We first examine the time-frequency plots of the first three spectral PCs (Figure 9) where darker color indicates higher weights at certain frequency and time points. It has been known that the low-frequency energy is more varying during epileptic seizure (Schöder and Ombao, 2019). Therefore, it is of interest to use delta band to detect change points.

Figure 10 shows the detected change points using the first three spectral PCs. The red dotted lines denote the location of estimated change points in delta band. We have detected a few pre-ictal change points in all three components at the beginning of the recording. The first component captures multiple change points while the second and third component each detects one change point before seizure took place. The result suggests that it might be possible to build early warning systems on seizure. The other group of change points is identified right before and during seizure onset. All of the three components capture several changes around $t=40,000$, which agree with visual inspection on the frequency-time plot and the findings of neurologists. This demonstrates that our method can detect epileptic seizure well on this data.

To understand how many spectral PC should be analyzed, we plotted the variance proportion plot (Figure 10), which shows that the first two components explain over 90% of the total variance. Thus, analyzing the first three principal component is adequate for this particular dataset.

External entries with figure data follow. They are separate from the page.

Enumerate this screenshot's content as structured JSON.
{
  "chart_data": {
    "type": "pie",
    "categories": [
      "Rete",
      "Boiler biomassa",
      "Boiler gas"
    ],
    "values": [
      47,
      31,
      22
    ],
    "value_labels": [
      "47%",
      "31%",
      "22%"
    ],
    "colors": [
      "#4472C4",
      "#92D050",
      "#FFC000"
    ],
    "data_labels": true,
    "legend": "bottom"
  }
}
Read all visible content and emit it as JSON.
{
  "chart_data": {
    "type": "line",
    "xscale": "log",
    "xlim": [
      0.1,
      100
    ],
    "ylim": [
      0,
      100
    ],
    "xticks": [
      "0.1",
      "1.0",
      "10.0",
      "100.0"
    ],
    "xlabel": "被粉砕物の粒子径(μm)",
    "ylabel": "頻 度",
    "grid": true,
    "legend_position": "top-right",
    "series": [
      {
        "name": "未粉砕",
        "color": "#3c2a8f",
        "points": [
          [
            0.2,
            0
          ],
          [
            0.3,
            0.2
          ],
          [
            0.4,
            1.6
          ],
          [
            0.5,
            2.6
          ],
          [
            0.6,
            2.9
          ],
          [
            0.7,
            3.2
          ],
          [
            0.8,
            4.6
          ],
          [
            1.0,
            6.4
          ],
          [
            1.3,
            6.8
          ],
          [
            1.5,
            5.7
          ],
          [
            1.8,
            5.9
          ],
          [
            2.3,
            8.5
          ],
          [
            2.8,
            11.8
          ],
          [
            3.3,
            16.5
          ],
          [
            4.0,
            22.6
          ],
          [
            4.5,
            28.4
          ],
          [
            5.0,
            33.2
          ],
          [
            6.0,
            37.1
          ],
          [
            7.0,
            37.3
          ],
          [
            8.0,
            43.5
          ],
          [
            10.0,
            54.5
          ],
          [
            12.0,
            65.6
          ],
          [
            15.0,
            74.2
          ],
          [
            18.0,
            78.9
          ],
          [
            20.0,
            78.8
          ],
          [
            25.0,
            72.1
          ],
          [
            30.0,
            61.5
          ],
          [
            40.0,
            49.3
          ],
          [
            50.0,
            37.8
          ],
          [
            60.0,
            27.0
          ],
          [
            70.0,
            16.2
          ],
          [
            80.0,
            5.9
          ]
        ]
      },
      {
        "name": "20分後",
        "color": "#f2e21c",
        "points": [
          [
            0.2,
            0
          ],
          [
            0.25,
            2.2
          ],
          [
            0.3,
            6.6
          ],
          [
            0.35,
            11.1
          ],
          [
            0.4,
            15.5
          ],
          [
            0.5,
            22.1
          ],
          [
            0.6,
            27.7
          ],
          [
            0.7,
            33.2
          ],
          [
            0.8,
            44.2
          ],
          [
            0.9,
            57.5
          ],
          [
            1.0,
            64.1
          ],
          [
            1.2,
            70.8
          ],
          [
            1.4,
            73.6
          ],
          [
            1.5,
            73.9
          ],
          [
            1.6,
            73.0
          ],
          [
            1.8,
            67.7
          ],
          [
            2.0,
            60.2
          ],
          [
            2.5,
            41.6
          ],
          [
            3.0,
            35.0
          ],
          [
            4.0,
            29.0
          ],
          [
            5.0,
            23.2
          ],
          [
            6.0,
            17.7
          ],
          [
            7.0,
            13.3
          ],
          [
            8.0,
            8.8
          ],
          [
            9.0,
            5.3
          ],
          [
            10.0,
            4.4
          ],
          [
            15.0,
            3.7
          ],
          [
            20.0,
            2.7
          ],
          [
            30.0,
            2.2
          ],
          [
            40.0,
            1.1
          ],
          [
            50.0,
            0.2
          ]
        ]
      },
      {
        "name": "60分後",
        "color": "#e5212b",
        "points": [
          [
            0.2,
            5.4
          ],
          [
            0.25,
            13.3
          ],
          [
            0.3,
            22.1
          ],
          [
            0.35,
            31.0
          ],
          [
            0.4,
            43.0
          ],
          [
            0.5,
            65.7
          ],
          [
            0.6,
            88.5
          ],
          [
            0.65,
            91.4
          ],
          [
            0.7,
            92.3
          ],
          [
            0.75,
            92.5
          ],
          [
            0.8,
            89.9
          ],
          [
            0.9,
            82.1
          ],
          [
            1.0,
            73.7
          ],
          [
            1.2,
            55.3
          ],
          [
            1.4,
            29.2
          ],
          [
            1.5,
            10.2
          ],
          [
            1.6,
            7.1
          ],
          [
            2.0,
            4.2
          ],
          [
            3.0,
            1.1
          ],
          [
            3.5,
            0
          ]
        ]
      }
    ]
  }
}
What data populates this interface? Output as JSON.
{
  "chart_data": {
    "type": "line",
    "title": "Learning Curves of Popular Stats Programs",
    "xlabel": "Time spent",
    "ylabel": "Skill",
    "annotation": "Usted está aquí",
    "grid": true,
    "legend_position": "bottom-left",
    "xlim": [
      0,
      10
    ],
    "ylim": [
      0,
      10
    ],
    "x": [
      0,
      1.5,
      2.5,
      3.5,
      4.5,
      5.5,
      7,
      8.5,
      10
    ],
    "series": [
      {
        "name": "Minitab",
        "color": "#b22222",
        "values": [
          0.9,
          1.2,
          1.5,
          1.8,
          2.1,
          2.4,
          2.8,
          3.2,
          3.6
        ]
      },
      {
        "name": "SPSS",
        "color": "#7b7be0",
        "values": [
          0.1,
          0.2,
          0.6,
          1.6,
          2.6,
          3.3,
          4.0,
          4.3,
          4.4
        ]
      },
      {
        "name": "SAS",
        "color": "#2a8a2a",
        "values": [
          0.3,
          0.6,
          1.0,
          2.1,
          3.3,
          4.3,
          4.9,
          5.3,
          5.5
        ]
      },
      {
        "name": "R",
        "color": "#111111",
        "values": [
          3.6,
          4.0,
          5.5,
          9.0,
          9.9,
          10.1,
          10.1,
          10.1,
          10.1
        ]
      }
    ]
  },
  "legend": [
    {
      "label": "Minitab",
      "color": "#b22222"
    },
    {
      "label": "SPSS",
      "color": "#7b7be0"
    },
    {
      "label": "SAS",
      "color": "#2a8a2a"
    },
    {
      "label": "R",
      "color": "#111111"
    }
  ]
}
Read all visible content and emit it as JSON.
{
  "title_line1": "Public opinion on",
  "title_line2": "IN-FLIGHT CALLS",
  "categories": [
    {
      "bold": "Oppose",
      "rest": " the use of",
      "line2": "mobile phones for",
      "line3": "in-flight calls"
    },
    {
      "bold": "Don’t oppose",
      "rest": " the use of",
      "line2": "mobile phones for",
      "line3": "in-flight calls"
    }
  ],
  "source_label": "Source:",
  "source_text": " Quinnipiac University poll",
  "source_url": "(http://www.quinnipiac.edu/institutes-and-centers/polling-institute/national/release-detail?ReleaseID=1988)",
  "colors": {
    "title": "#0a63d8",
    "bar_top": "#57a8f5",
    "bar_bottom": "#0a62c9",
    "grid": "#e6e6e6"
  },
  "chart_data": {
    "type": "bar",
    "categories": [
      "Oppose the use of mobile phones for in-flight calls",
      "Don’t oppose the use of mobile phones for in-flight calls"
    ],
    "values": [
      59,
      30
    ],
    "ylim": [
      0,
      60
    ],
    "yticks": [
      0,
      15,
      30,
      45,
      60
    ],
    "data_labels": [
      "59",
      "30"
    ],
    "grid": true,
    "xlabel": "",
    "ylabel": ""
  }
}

We also conduct analysis using the other comparison methods. Figure 11 shows the results using Contemperaneous Method and it did not detect the pre-ictal change points using the first two components. In figure 12 it can be seen that the Structural Break Method can only detect a change point at the end of the series and the Sparsified Binary Segmentation cannot detect the pre-ictal change point either.

We also applied our Spec PC-CP method to the log returns of the daily closing values of 9 representative $S\&P$ 100 stocks which has been analyzed in previous work (Barigozzi, Cho and Fryzlewicz, 2014). The stock data was observed between 4 January 2000 and 10 August 2016 from Yahoo finance. The total length is 4,177 days. We analyzed the following 9 stocks: AXP (American Express), BAC (Bank of America), BK(The Bank of New York Mellon), C (Citigroup), COF (Capital One Financial), GS (Goldman Sachs), JPM (JPMorgan), MS (Morgan Stanley), WFC (Wells Fargo). Figure 13 shows the stock prices of Bank of America and JP Morgan.

We used the first two spectral principal components for change point detection. Figure 14 gives the frequency-time plots of two stocks and the first two spectral PCs. Changes appear in multiple frequency bands in this case. The detected change points are shown in Figure 15. Most of the change points are around events that might have impact on the financial market. For example, the start of the Iraq War in 2003, The financial crisis in 2008, the Greek and EU sovereign debt crisis in 2011 and 2015. Both the first and second spectral principal components are able to detect the change points in a neighbourhood of the above events. These results demonstrates that our method also work well for stock data. Figure 16 shows the results using the comparison methods. The Contemperaneous Method has comparable estimates while the other two methods fail to detect events such as the financial crisis in 2008 and the debt crisis in 2015.